I always wanted to be Peter’s bro... in this example it is possible!

peter.to_json
#=> {"forename":"Peter","surename":"Pan","origin":{"title":"Neverland"},"features":["stays young","can fly"],"friends":[{"name":"Nick"},{"name":"El"}]}

Representable is designed to be very simple. However, a few tweaks are available. What if you want to wrap your document?

module HeroRepresenter
 self.representation_wrap = true
end
peter.to_json #=> {"hero":{"name":"Peter","surename":"Pan"}}

You can also provide a custom wrapper.

module HeroRepresenter
 self.representation_wrap = :boy
end
peter.to_json #=> {"boy":{"name":"Peter","surename":"Pan"}}

If your accessor name doesn’t match the attribute name in the document, use the :from matcher.

module HeroRepresenter
 property :forename, :from => :i_am_called
end
peter.to_json #=> {"i_am_called":"Peter","surename":"Pan"}

Representable allows you to skip and include properties when rendering or parsing.

peter.to_json(:include => :forename)
#=> {"forename":"Peter"}

It gives you convenient :exclude and :include options.

Representers roughly follow the DCI pattern when used on objects, only.

Hero.new.extend(HeroRepresenter)

The only difference is that you have to define which representers to use for typed properties.

module HeroRepresenter
 property :forename
 property :surename
 collection :features
 property :origin, :class => Location
 collection :friends, :class => Hero, :extend => HeroRepresenter
end

There’s no need to specify a representer for the origin property since the Location class statically includes its representation. For friends, we can use :extend to tell representable which module to mix in dynamically.
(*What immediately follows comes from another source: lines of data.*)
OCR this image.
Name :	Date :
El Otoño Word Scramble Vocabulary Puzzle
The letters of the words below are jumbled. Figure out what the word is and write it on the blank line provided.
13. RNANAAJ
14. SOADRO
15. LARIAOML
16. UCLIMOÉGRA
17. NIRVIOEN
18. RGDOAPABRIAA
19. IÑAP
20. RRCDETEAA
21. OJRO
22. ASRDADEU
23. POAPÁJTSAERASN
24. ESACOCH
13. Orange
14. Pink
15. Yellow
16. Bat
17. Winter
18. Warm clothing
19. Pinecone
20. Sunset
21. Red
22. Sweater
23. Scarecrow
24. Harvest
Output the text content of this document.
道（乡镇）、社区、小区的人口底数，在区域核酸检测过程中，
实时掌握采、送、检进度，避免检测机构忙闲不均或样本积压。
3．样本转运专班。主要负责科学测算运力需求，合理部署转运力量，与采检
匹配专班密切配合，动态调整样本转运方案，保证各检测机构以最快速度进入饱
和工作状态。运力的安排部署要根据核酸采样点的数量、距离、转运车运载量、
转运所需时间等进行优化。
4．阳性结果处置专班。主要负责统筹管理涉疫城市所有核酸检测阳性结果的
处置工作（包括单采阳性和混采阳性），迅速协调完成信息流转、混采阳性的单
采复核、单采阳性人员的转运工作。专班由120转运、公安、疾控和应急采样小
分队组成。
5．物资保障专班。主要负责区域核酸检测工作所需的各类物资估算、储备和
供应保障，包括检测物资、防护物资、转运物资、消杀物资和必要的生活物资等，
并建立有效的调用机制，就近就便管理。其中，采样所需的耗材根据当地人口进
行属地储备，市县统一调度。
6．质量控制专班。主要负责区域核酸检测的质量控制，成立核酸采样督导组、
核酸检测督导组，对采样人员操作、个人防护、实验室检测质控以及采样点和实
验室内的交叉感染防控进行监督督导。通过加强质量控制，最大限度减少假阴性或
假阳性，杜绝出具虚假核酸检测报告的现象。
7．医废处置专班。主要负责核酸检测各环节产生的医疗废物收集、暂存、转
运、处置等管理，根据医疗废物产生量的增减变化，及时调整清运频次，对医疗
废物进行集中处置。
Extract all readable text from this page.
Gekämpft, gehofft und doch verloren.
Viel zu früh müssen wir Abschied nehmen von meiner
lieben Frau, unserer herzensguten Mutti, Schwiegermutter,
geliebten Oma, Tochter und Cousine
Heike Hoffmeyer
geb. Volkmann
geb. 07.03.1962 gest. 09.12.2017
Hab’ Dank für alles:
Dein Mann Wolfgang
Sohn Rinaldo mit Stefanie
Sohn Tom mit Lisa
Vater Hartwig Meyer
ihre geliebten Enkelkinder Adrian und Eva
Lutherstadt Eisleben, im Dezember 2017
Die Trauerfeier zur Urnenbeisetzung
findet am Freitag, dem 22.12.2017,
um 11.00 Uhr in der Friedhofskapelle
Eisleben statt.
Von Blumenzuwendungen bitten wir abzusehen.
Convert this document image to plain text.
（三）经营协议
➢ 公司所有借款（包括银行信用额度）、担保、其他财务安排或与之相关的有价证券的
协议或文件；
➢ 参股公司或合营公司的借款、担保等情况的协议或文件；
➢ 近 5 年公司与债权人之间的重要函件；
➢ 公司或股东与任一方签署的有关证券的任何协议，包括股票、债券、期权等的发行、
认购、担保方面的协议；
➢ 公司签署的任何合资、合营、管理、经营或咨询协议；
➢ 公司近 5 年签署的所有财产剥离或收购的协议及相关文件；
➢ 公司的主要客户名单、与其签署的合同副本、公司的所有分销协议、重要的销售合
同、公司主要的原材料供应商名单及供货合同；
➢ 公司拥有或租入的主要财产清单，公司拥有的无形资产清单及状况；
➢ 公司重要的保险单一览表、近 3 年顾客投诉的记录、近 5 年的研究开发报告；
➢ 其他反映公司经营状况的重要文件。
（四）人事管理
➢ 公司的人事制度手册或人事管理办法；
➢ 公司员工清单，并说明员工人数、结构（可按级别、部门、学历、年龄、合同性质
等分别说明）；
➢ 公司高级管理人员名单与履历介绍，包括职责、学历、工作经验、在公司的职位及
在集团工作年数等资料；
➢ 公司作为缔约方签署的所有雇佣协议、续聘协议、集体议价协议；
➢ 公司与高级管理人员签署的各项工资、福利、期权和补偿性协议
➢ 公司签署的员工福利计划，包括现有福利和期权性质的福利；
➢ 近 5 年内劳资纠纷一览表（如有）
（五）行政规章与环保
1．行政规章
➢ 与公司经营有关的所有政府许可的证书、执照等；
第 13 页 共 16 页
Representable allows declaring a document’s syntax and structure while having different formats. Currently, it ships with JSON and XML bindings.

class Hero
 include Representable::XML
end
peter.to_xml
#=> <hero>
 <name>Peter</name>
 <surename>Pan</surename>
 <location>
 <title>Neverland</title>
 </location>
 <hero>
 <name>Nick</name>
 </hero>
 <hero>
 <name>El</name>
 </hero>
</hero>

The #to_xml method gives us an XML representation of Peter - great!

You can also map properties to tag attributes in representable.

class Hero
	attr_accessor :name
 include Representable::XML
 property :name, :attribute => true
end
Hero.new(:name => "Peter Pan").to_xml
#=> <hero name="Peter Pan" />

Naturally, this works for both ways.

Instead of spreading knowledge about your representations about the entire framework, Representable keeps rendering and parsing representations in one single, testable asset. It is a new abstraction layer missing in many "RESTful" frameworks.

Representable was written with REST representations in mind. However, it is a generic module for working with documents. If you do consider using it for a REST project, check out the Roar framework, which comes with representers, built-in hypermedia support and more. It internally uses Representable and streamlines the process for building hypermedia-driven REST applications.

Representable is a heavily simplified fork of the ROXML gem. Big thanks to Ben Woosley for his inspiring work.